Anche sul piano mentale, il cambiamento è stato netto.
“Rispetto a qualche anno fa vivo la partita con molta più tranquillità. Prima soffrivo l’ansia, oggi riesco a gestirla meglio.”
E in un ruolo dove ogni errore pesa il doppio, la serenità è spesso la forma più alta della maturità.
Tra i ricordi più curiosi della sua carriera, ce n’è uno che descrive bene il suo rapporto con la pressione.
“Una volta, durante una partita ufficiale, ero talmente sereno che quando mi è arrivata la palla mi sono messo a palleggiare per perdere qualche secondo, perché stavamo vincendo.”
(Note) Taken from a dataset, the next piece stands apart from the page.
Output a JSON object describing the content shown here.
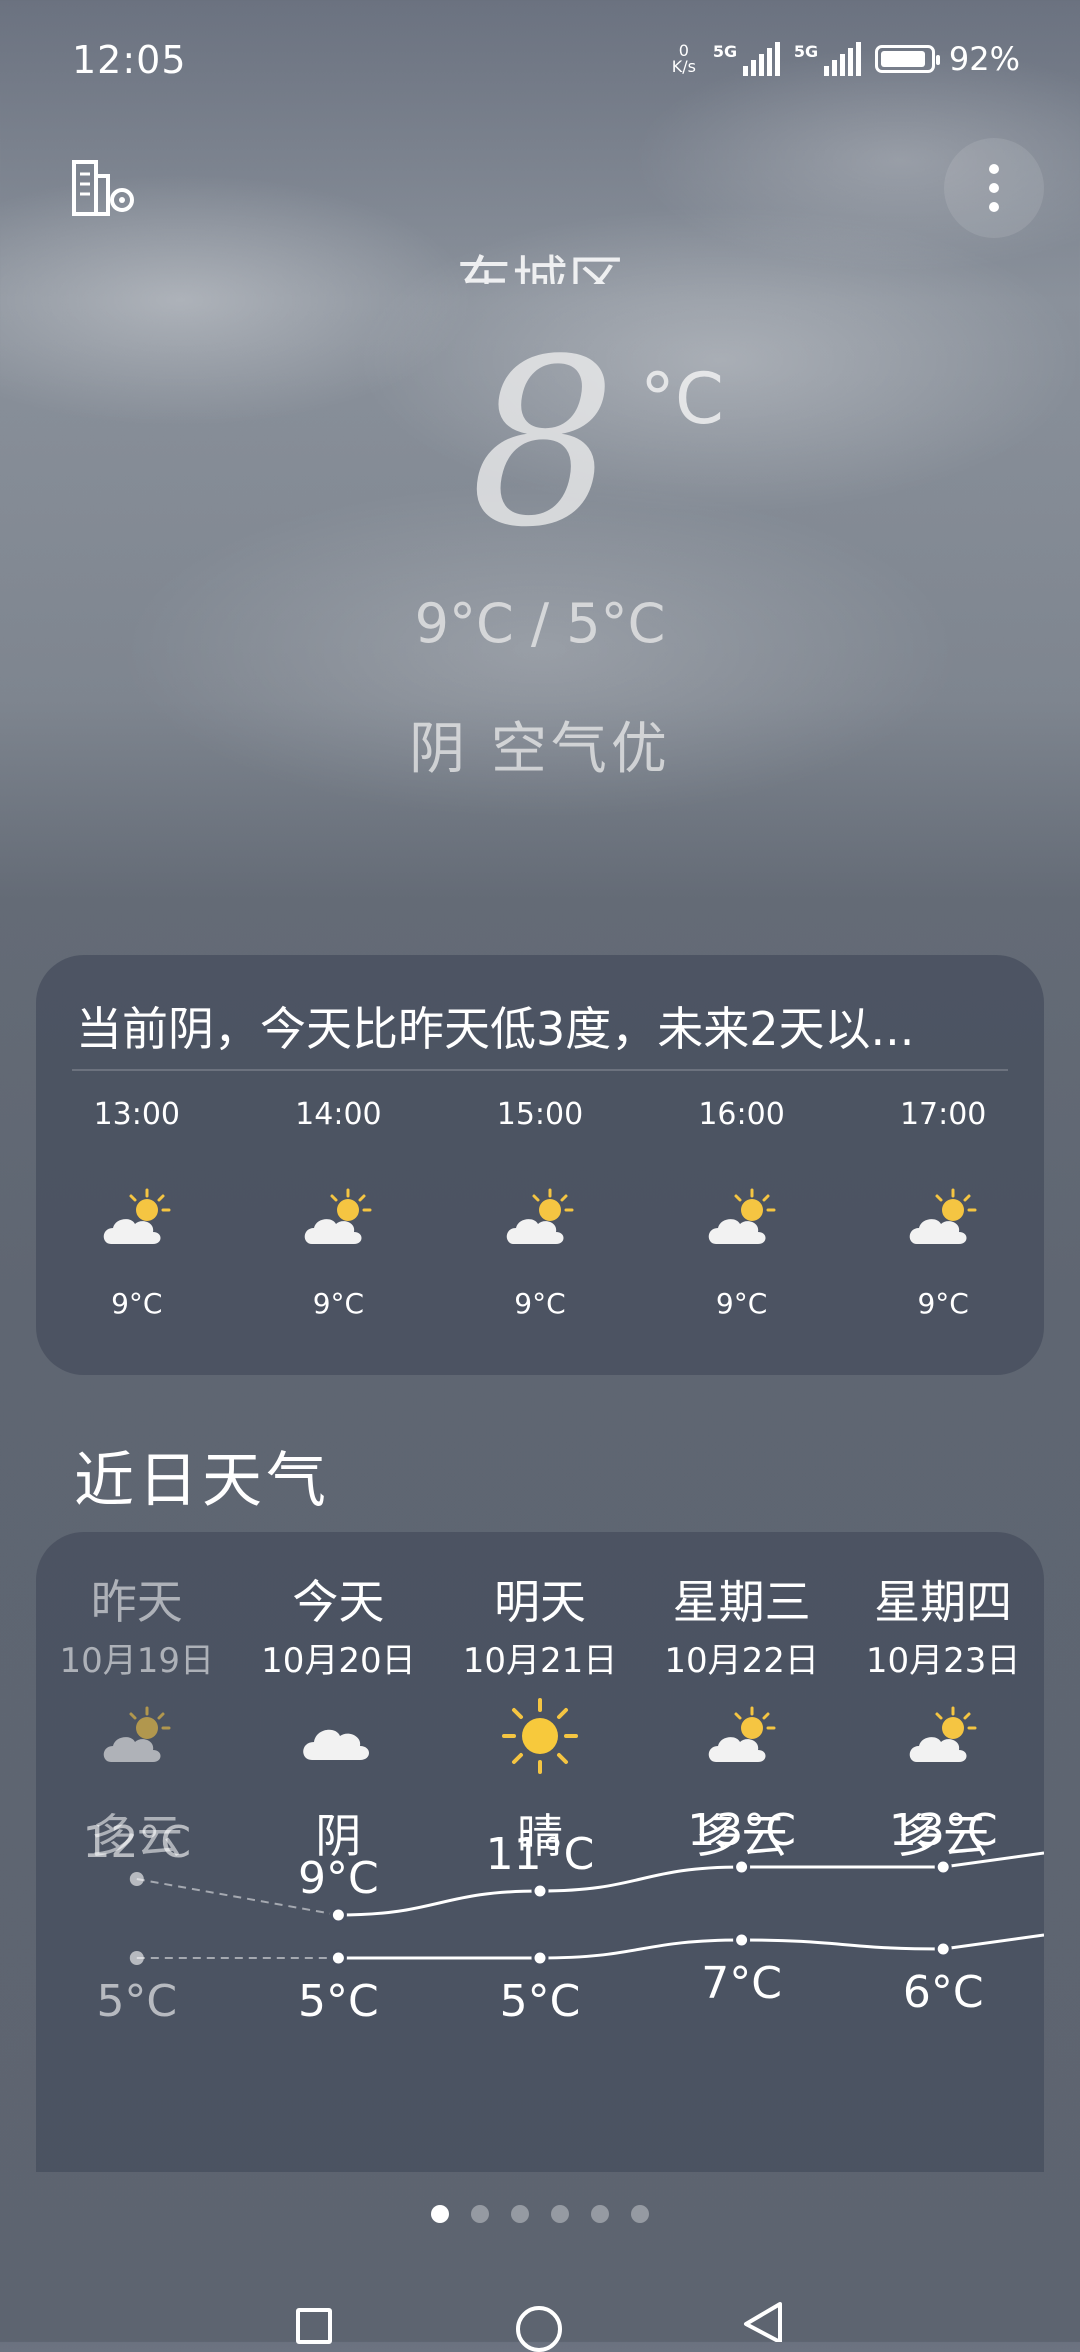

Un episodio quasi divertente, ma che nasconde una qualità importante: la capacità di restare lucido e naturale anche in situazioni che per altri diventerebbero pesanti.
Quando guarda al passato, La Licata non parla solo del portiere che era, ma soprattutto della persona che è diventato.
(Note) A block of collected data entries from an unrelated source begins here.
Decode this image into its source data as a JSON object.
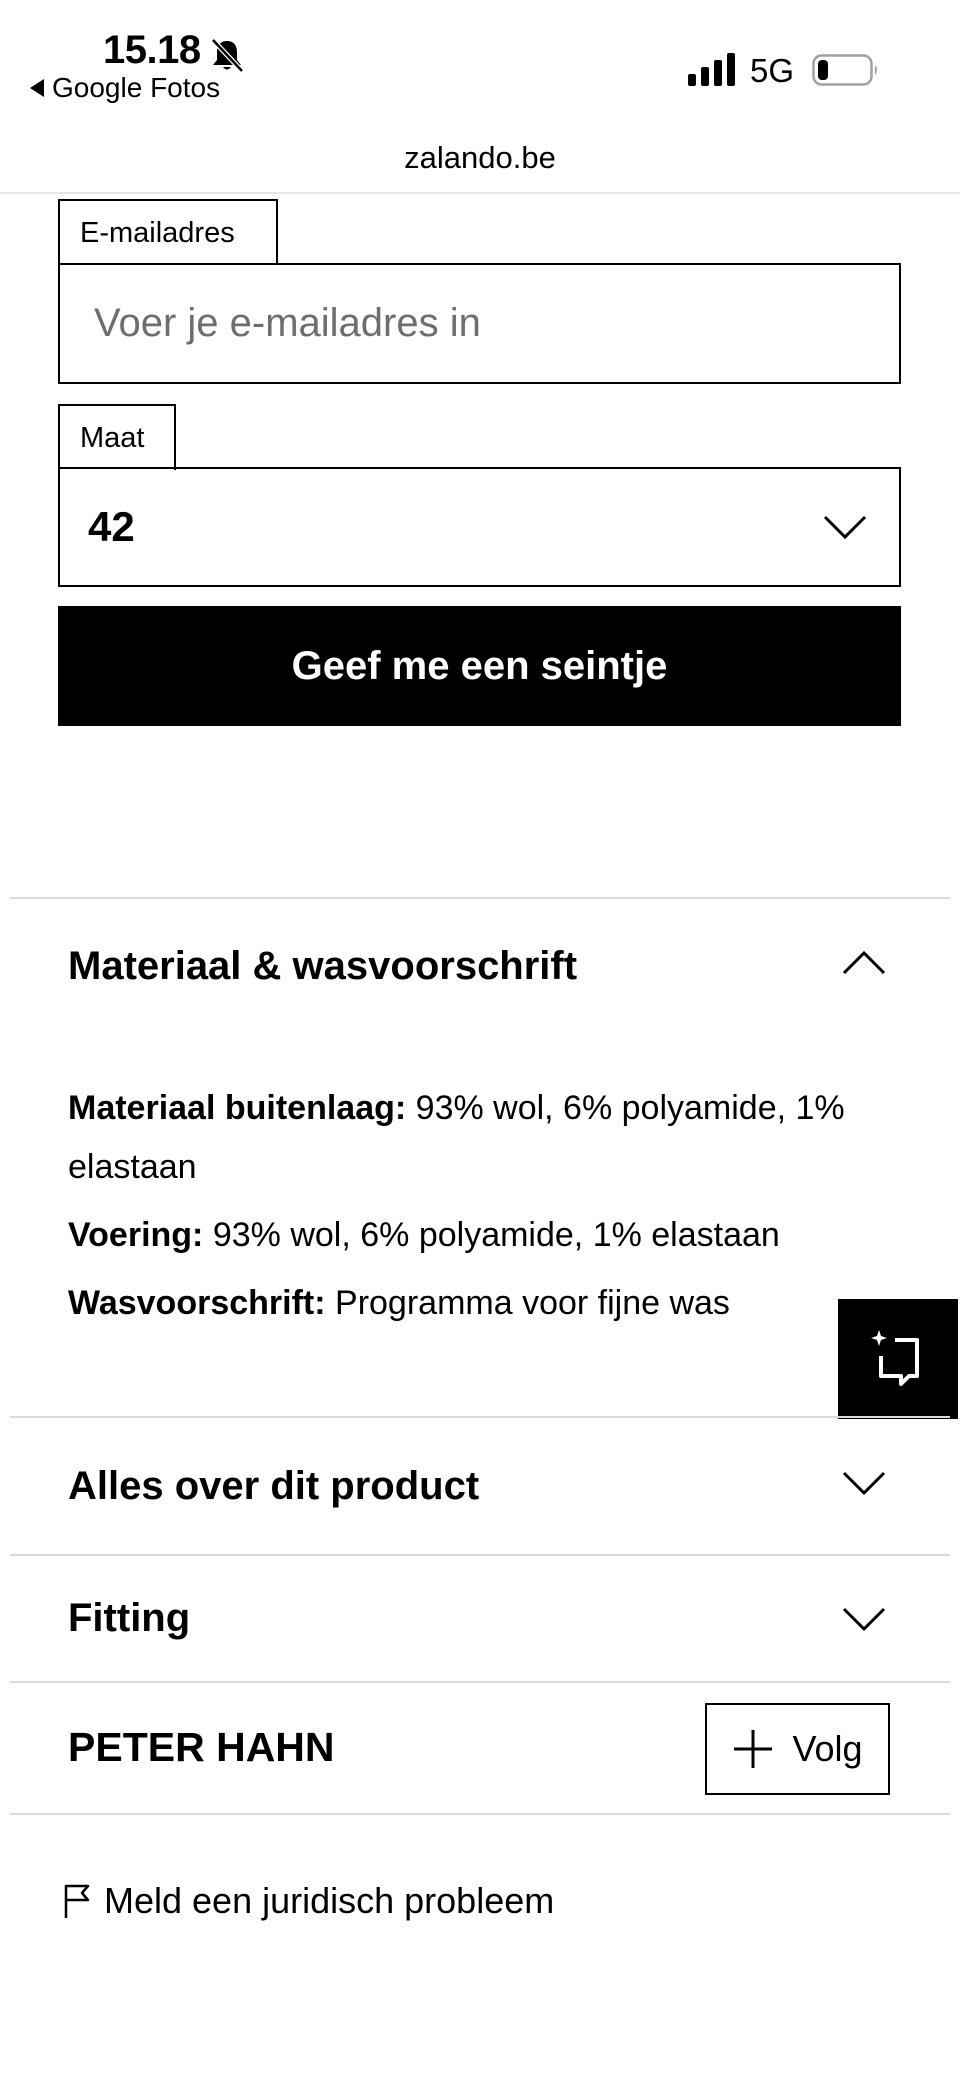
{
  "status_bar": {
    "time": "15.18",
    "back_app": "Google Fotos",
    "network": "5G"
  },
  "browser": {
    "url": "zalando.be"
  },
  "form": {
    "email_label": "E-mailadres",
    "email_placeholder": "Voer je e-mailadres in",
    "email_value": "",
    "size_label": "Maat",
    "size_value": "42",
    "submit_label": "Geef me een seintje"
  },
  "sections": {
    "material": {
      "title": "Materiaal & wasvoorschrift",
      "expanded": true,
      "items": [
        {
          "label": "Materiaal buitenlaag:",
          "value": "93% wol, 6% polyamide, 1% elastaan"
        },
        {
          "label": "Voering:",
          "value": "93% wol, 6% polyamide, 1% elastaan"
        },
        {
          "label": "Wasvoorschrift:",
          "value": "Programma voor fijne was"
        }
      ]
    },
    "about": {
      "title": "Alles over dit product",
      "expanded": false
    },
    "fitting": {
      "title": "Fitting",
      "expanded": false
    }
  },
  "brand": {
    "name": "PETER HAHN",
    "follow_label": "Volg"
  },
  "legal": {
    "label": "Meld een juridisch probleem"
  },
  "icons": {
    "bell": "bell-muted-icon",
    "signal": "cellular-signal-icon",
    "battery": "battery-icon",
    "feedback": "feedback-sparkle-icon",
    "flag": "flag-icon"
  }
}
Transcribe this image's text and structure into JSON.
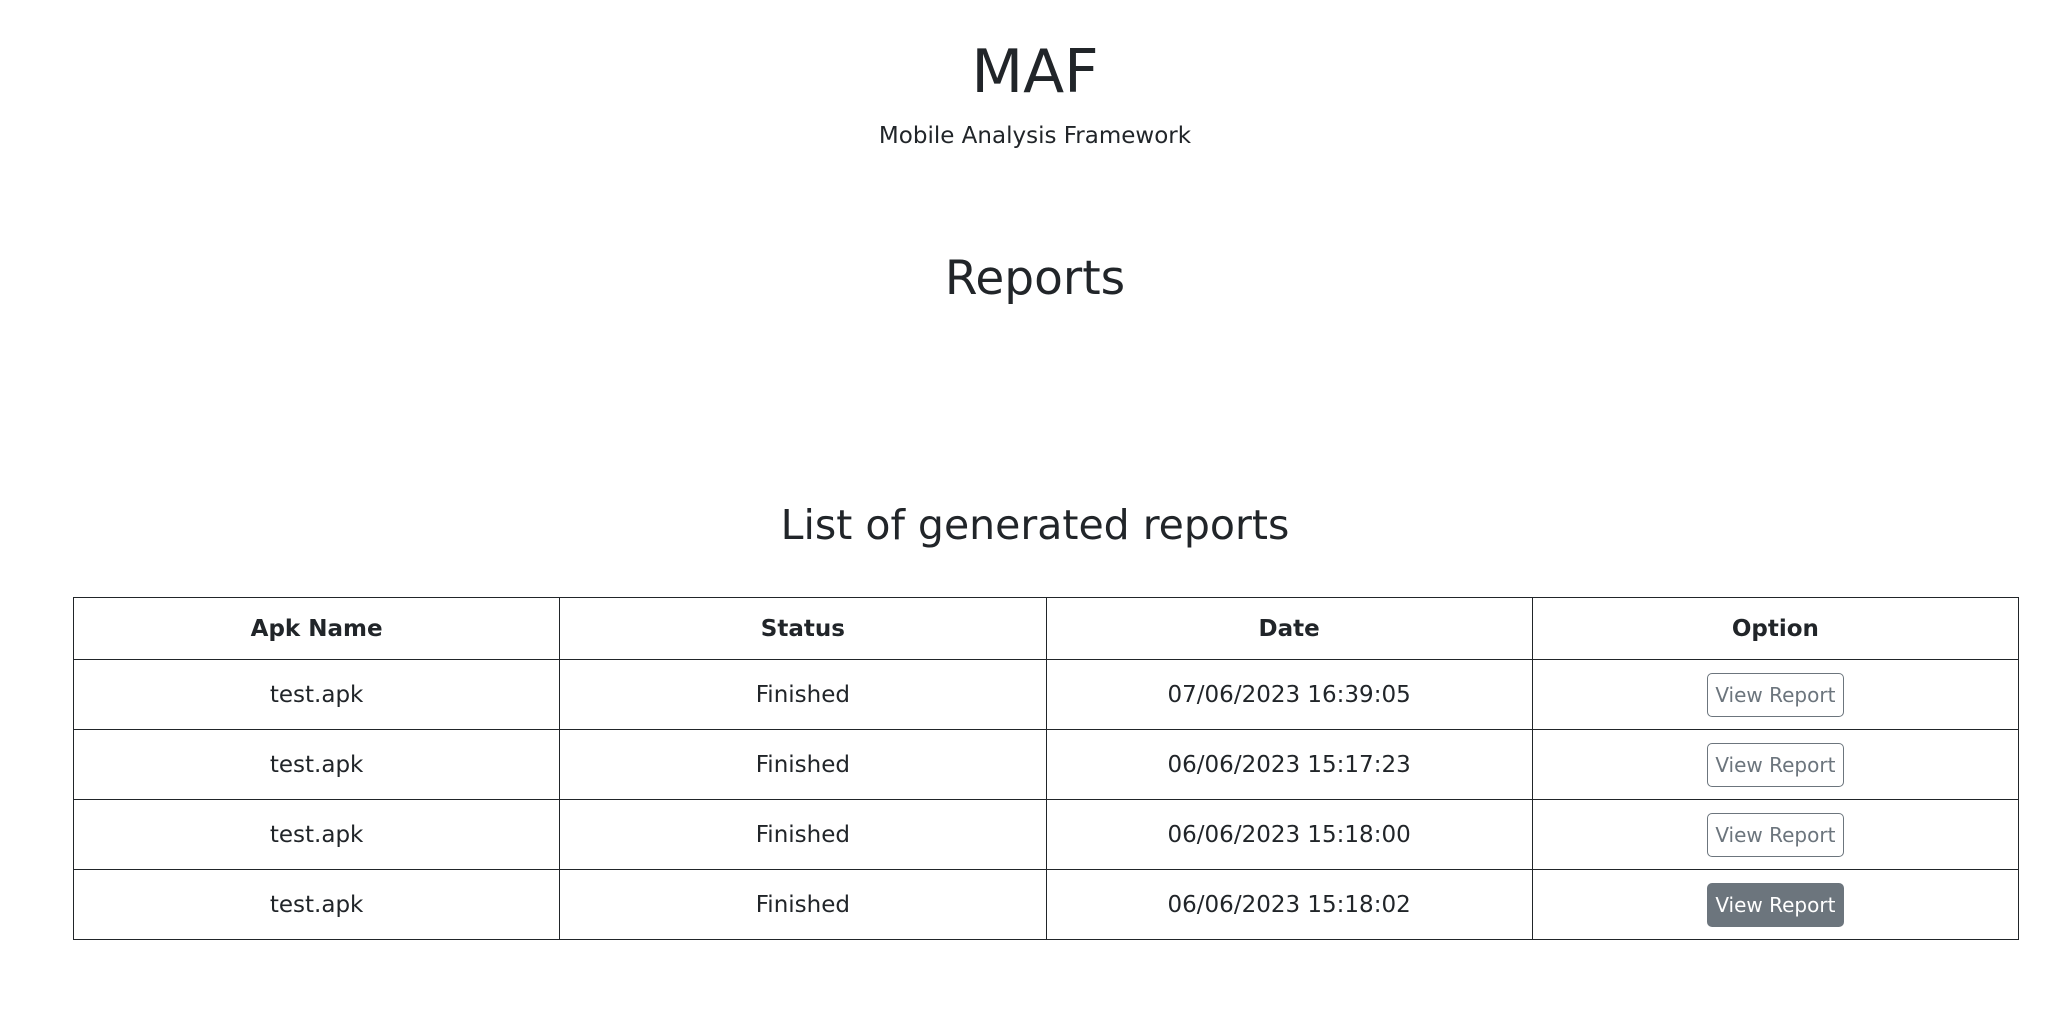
{
  "header": {
    "title": "MAF",
    "subtitle": "Mobile Analysis Framework"
  },
  "page": {
    "heading": "Reports",
    "section_heading": "List of generated reports"
  },
  "table": {
    "columns": [
      "Apk Name",
      "Status",
      "Date",
      "Option"
    ],
    "rows": [
      {
        "apk_name": "test.apk",
        "status": "Finished",
        "date": "07/06/2023 16:39:05",
        "option": "View Report",
        "hovered": false
      },
      {
        "apk_name": "test.apk",
        "status": "Finished",
        "date": "06/06/2023 15:17:23",
        "option": "View Report",
        "hovered": false
      },
      {
        "apk_name": "test.apk",
        "status": "Finished",
        "date": "06/06/2023 15:18:00",
        "option": "View Report",
        "hovered": false
      },
      {
        "apk_name": "test.apk",
        "status": "Finished",
        "date": "06/06/2023 15:18:02",
        "option": "View Report",
        "hovered": true
      }
    ]
  },
  "colors": {
    "text": "#212529",
    "button_secondary": "#6c757d",
    "background": "#ffffff"
  }
}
“Sono cambiato tanto sia come portiere che come uomo. E quando qualcuno mi chiede un consiglio, spesso faccio l’esempio del calcio rapportandolo alla vita.”
È una riflessione che restituisce il senso più autentico del suo percorso. Per lui il calcio non è stato soltanto un campo in cui migliorarsi, ma anche una scuola capace di lasciare qualcosa fuori dal rettangolo di gioco.
Oggi, con la Murese, Giovanni continua a vivere la stagione con responsabilità e senso di appartenenza.
“La stagione sta andando bene. Abbiamo avuto qualche stallo, ma ci siamo rialzati molto bene. Tutto quello che stiamo facendo è frutto della voglia di fare qualcosa di importante per la squadra, per la città e per i miei compagni. A livello personale sto cercando di dare il massimo fino alla fine.”
Parole che confermano ancora una volta il suo profilo: un portiere che non vive il ruolo come vetrina personale, ma come servizio alla squadra. E forse non è un caso che, tra le tante partite e parate che sente sue, la sensazione più forte resti sempre la stessa: salvare un risultato e aiutare i compagni a vincere.
Perché in fondo, per un portiere, è tutto lì.
Non nel gesto in sé, ma nel valore che quel gesto protegge.